Veja – O senhor acha que o fato de o "Cansei" ter sido caracterizado como um movimento elitista afastou muita gente dele?
Doria Jr. – Não senti que houve um temor das pessoas em relação ao juízo que outras poderiam fazer. "Será que minha empregada ou meu funcionário me avaliariam mal por isso?" Não, isso não senti. Agora, pelo temor de uma retaliação por parte do governo ou mesmo de uma patrulha por parte da imprensa, isso, sim. Esse temor eu senti. O Paulo Zottolo (presidente da Philips e um dos líderes do "Cansei", que afirmou que, se o estado do Piauí acabasse, "ninguém iria sentir falta"), por exemplo, que é um homem de bem, cometeu um descuido, pediu desculpas, e, mesmo assim, só falta quererem que ele seja imolado em praça pública.

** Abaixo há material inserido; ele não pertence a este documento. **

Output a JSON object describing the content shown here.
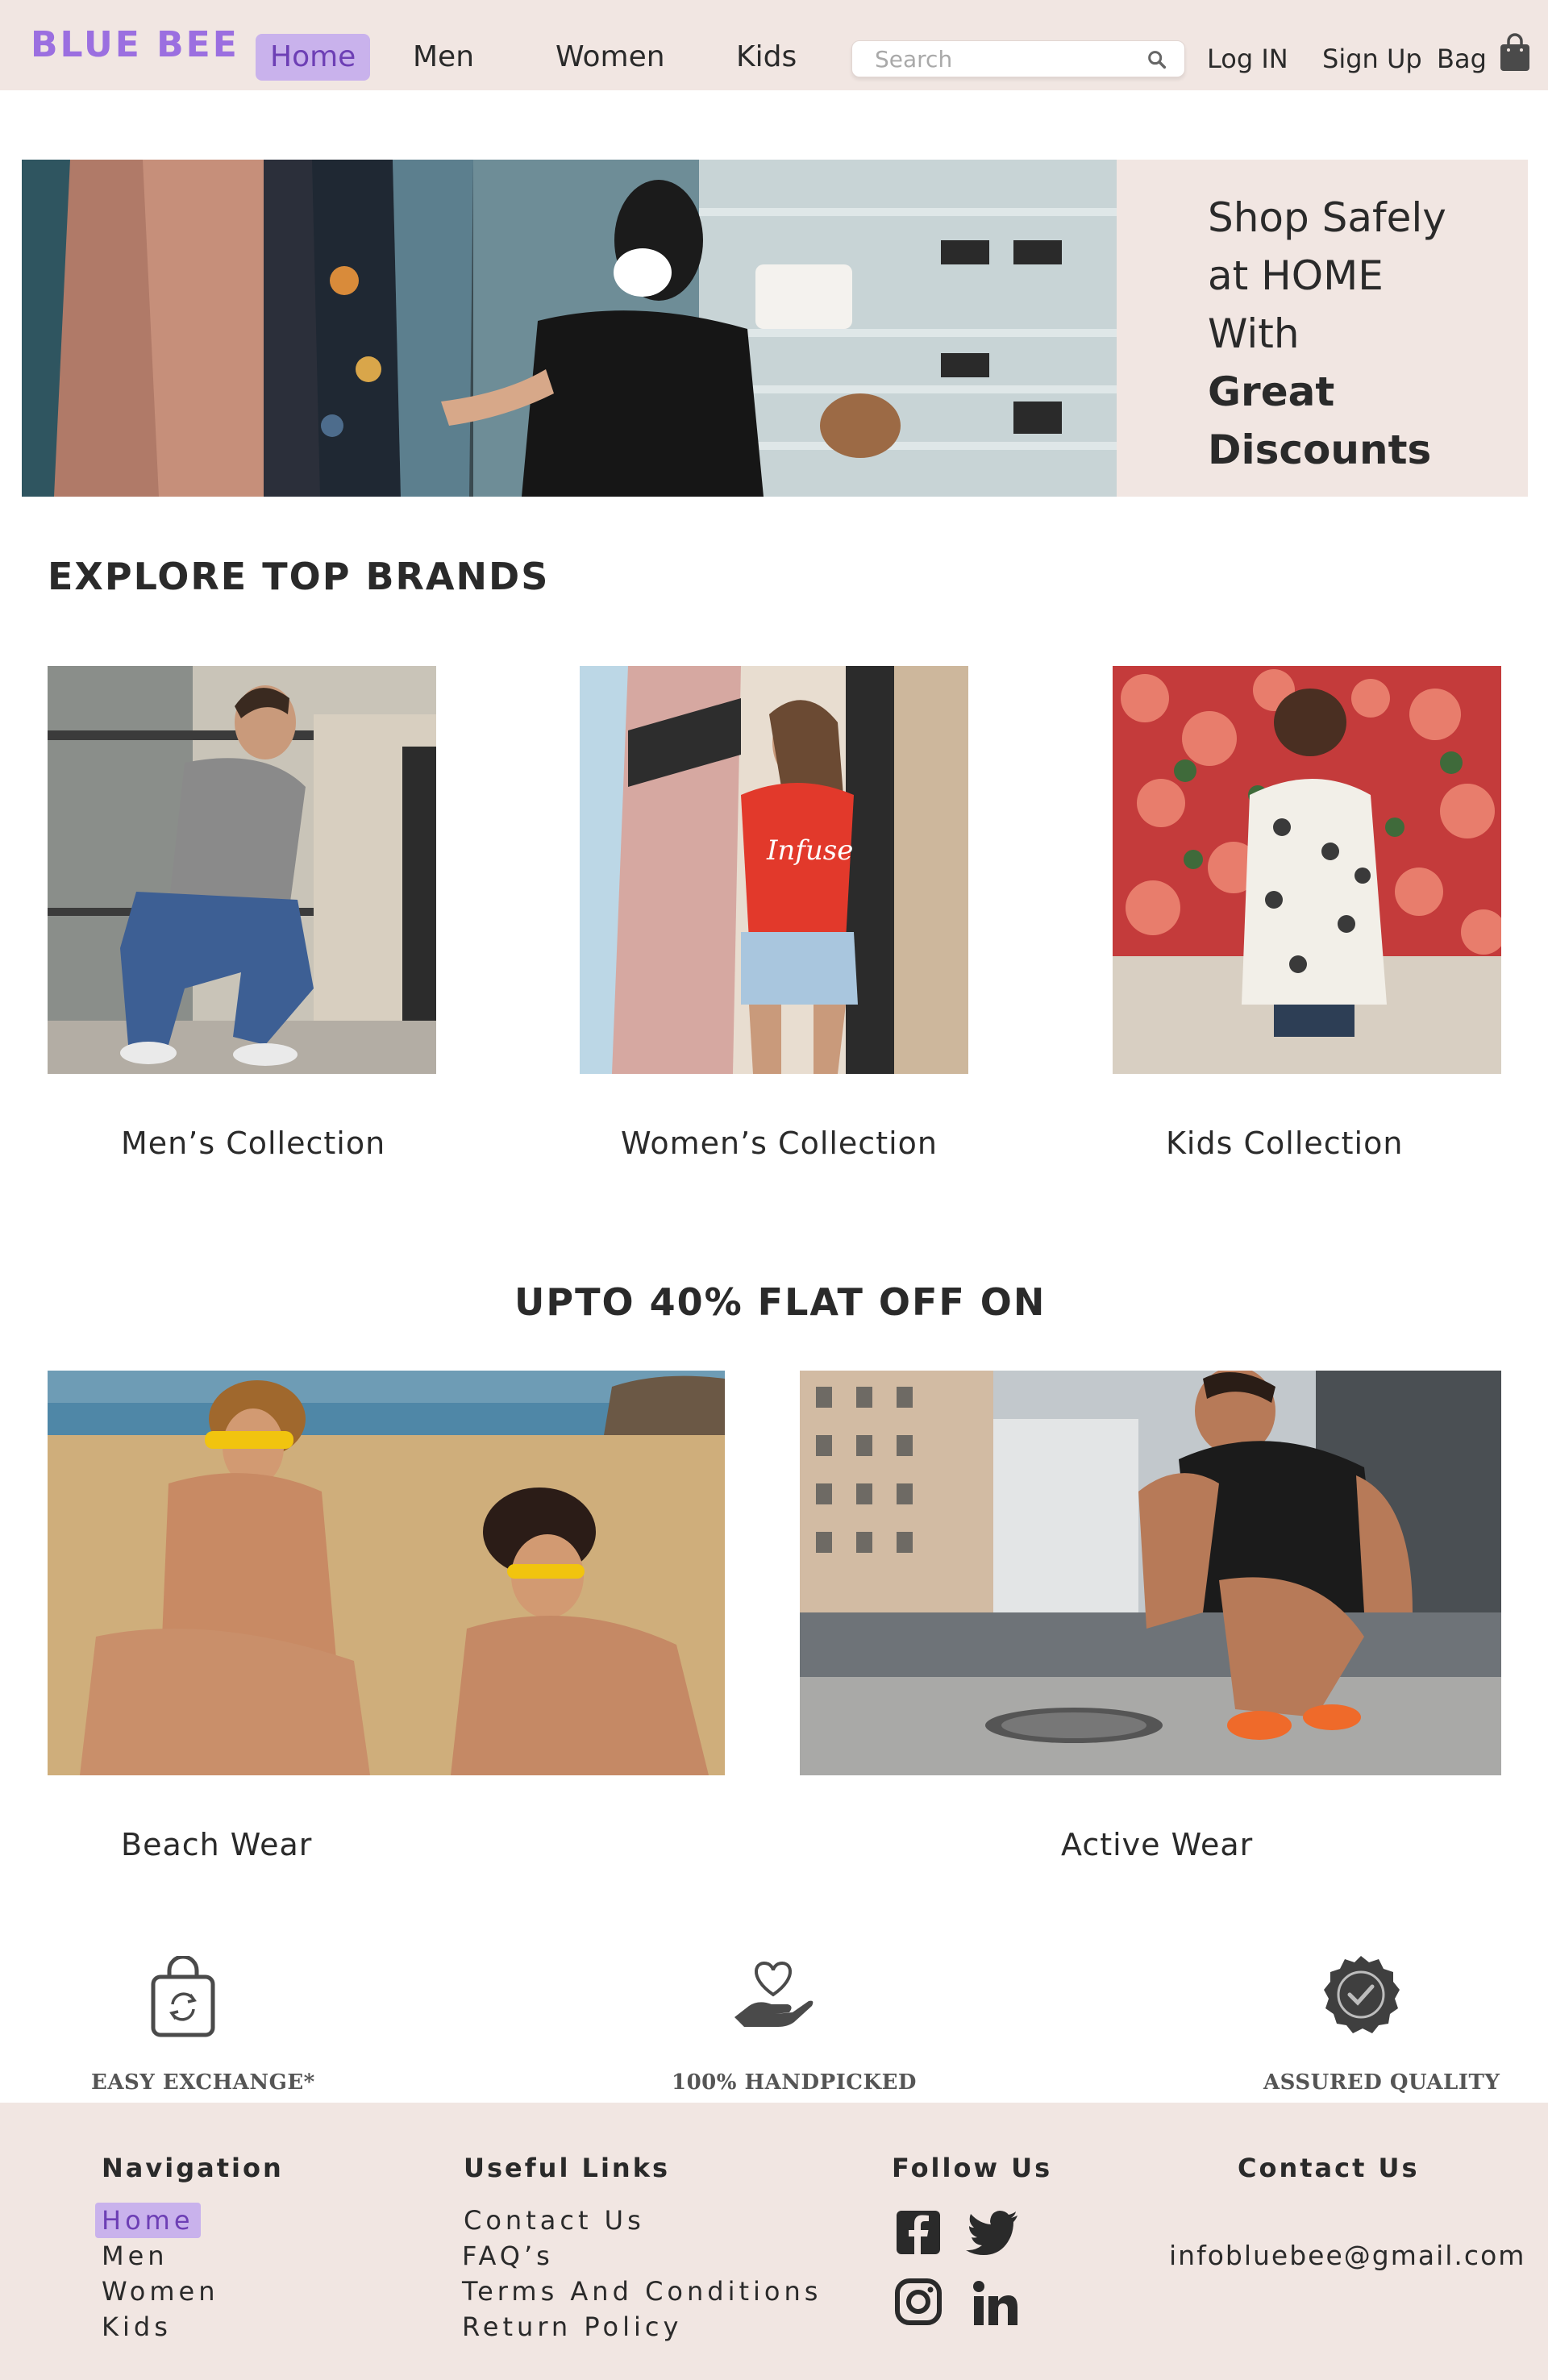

Veja – O Brasil viveu uma série de escândalos de corrupção nos últimos anos e nenhum deles foi suficiente para mobilizar um grupo a ponto de ele criar um movimento organizado de protesto. Por que o senhor acha que isso só ocorreu agora?
Doria Jr. – Esses escândalos podem não ter mobilizado o suficiente, mas mobilizaram, sim. Tanto que o combate à corrupção, com punição aos corruptos e corruptores, é o ponto número 1 da proposta do movimento "Cansei". O segundo é a reforma tributária. O Brasil tem excesso de impostos – e os impostos, ao contrário do que alguns dizem erroneamente, penalizam o trabalhador, o cidadão que tem carteira assinada, paga impostos e não tem retribuição. O caos aéreo pode ter sido o ponto de partida do "Cansei", mas isso só aconteceu porque ele catalisou uma série de insatisfações que vinham crescendo. Dez meses de caos aéreo provocaram uma sensibilização enorme na sociedade – e principalmente na classe média, que se sentiu desassistida e pouco respeitada nos seus direitos. O fato de a classe mais pobre não viajar de avião – ou melhor, mal viajar – não deve ser suficiente para desqualificar o direito de milhares de pessoas que usam o transporte aéreo para trabalhar, para fazer um tratamento de saúde, para estudar ou mesmo para usufruir lazer, que também é um direito legítimo. E a indignação foi ainda maior porque revelou a falta de eficiência do governo na gestão de um problema grave. O governo levou dez meses para trocar um ministro! Eu não contrato pessoas para trabalhar na minha empresa porque são minhas amigas ou porque comungam das minhas opiniões. Contrato porque elas são eficientes para cumprir o seu papel. E, se eu errar, convido a pessoa a deixar a empresa. O Lula levou dez meses para trocar o Waldir Pires, que é um homem de bem. Mas não basta ser um homem de bem para ser ministro.

Veja – O senhor disse que o "Cansei" agora deverá passar para uma segunda fase, propositiva. No que consistirá essa fase?
Doria Jr. – O movimento tem cinco propostas, que são: combate à corrupção, com punição aos corruptos e corruptores, reforma tributária, prioridade à educação, melhoria da eficiência da gestão pública e a da segurança pública. Nós vamos apresentar propostas que possam melhorar esses cinco pontos – que estão longe de ser as únicas deficiências do país ou dos estados e municípios, mas são ao menos as mais urgentes, na nossa visão. No que diz respeito ao combate à corrupção, por exemplo, trataremos dos leilões eletrônicos, algo que o governo Mario Covas começou a fazer com resultados fantásticos. A economia que o sistema proporciona e a capacidade de ele neutralizar a corrupção são quase absolutas.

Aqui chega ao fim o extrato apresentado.